In fairness, inside our global economy this is true. However, that is not the only real reason. By issuing fresh money we are able to afford to cover back the debts we’d, in other words we make new debts to pay the old ones. But that’s not only it, by de-valuing our currencies we have been de-facto de-valuing our debts. That is why our countries love inflation. In inflationary environments it’s simpler to grow because debts are cheap. But what are the consequences of most this? It’s hard to store wealth. So if Bitcoin Revolution Official keep the money (you worked hard to obtain) in your money you’re actually losing wealth because your money is de-valuing pretty quickly.

Because each central bank has an inflation target at around 2% we can well say that keeping money costs most of us at least 2% per year. This discourages savers and spur consumes. This is how our economies are working, based on inflation and debts.

What about deflation? Well this is exactly the opposite of inflation in fact it is the biggest nightmare for our central banks, let’s understand why. Basically, we’ve deflation when overall the costs of goods fall. This might be caused by an increase of value of money. First of all, it would hurt spending as consumers will be incentivised to save lots of money because their value increase overtime. However merchants will undoubtedly be under constant pressure. They’ll have to sell their goods quick otherwise they’ll lose money because the price they will charge for their services will drop as time passes. But if there is something we learned in these years is that central banks and governments usually do not care much about consumers or merchants, what they care probably the most is DEBT!!. In a deflationary environment debt can be a real burden as it will only get bigger as time passes. Because our economies are based on debt you can imagine what will be the consequences of deflation.

So to summarize, inflation is growth friendly but is founded on debt. Which means future generations will pay our debts. Deflation on the other hand makes growth harder but it implies that future generations won’t have much debt to pay (in such context it will be possible to cover slow growth).

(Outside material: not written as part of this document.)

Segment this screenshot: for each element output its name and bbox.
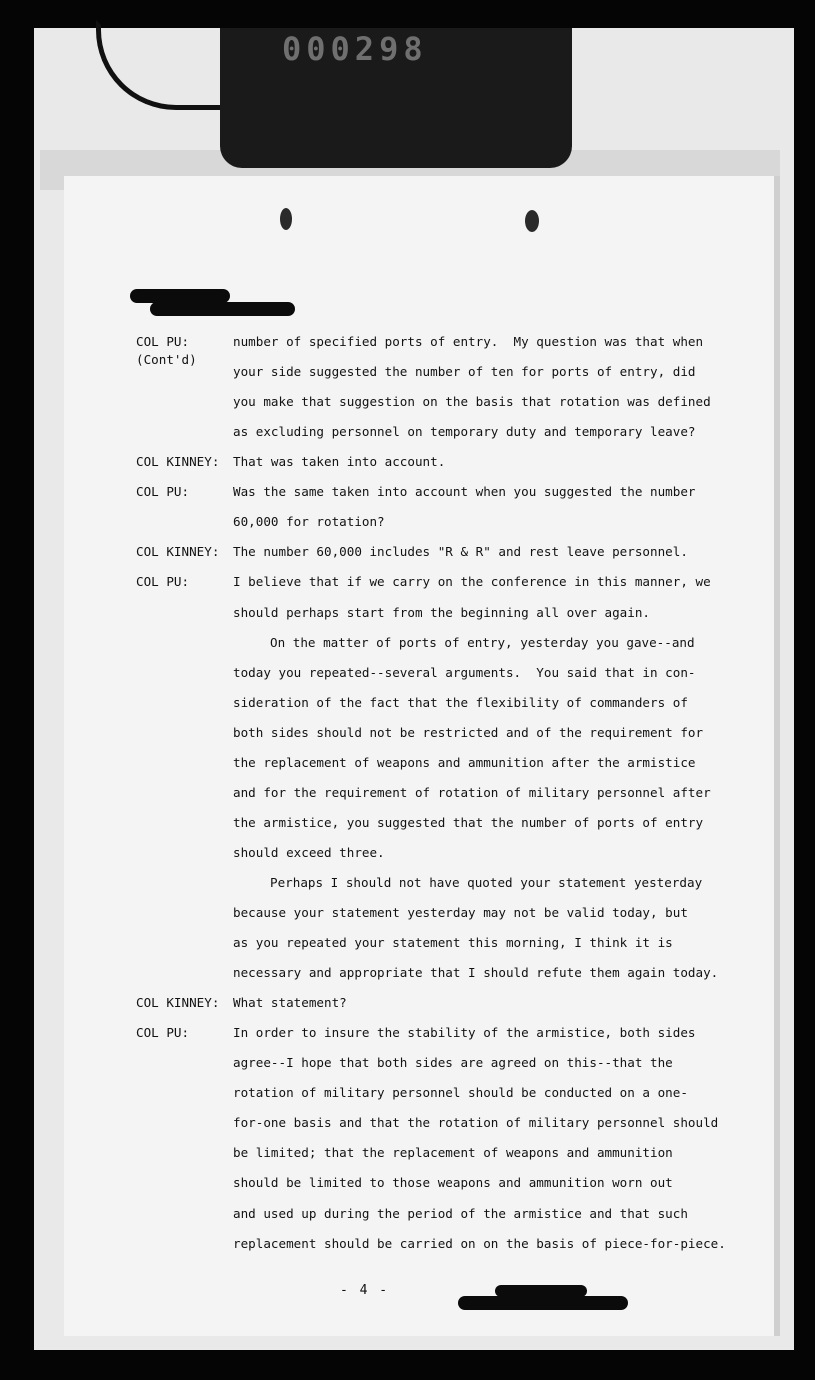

OK so how all this fits with bitcoins?

Well, bitcoins are designed to be an alternative for money also to be both a store of value and a mean for trading goods. They’re limited in number and we’ll never have more than 21 million bitcoins around. Therefore they are designed to be deflationary. We now have all seen what the consequences of deflation are. However, in a bitcoin-based future it could still be easy for businesses to thrive. The way to go will be to switch from the debt-based economy to a share-based economy. Actually, because contracting debts in bitcoins will be very costly business can still have the capital they want by issuing shares of these company. This could be a fascinating alternative as it will offer you many investment opportunities and the wealth generated will be distributed more evenly among people. However, simply for clarity, I must say that part of the costs of borrowing capital will be reduced under bitcoins because the fees will be extremely low and there won’t be intermediaries between transactions (banks rip people off, both borrowers and lenders). This would buffer a number of the negative sides of deflation. Nevertheless, bitcoins will face many problems unfortunately, as governments still need fiat money to pay back the huge debts that people inherited from the past generations.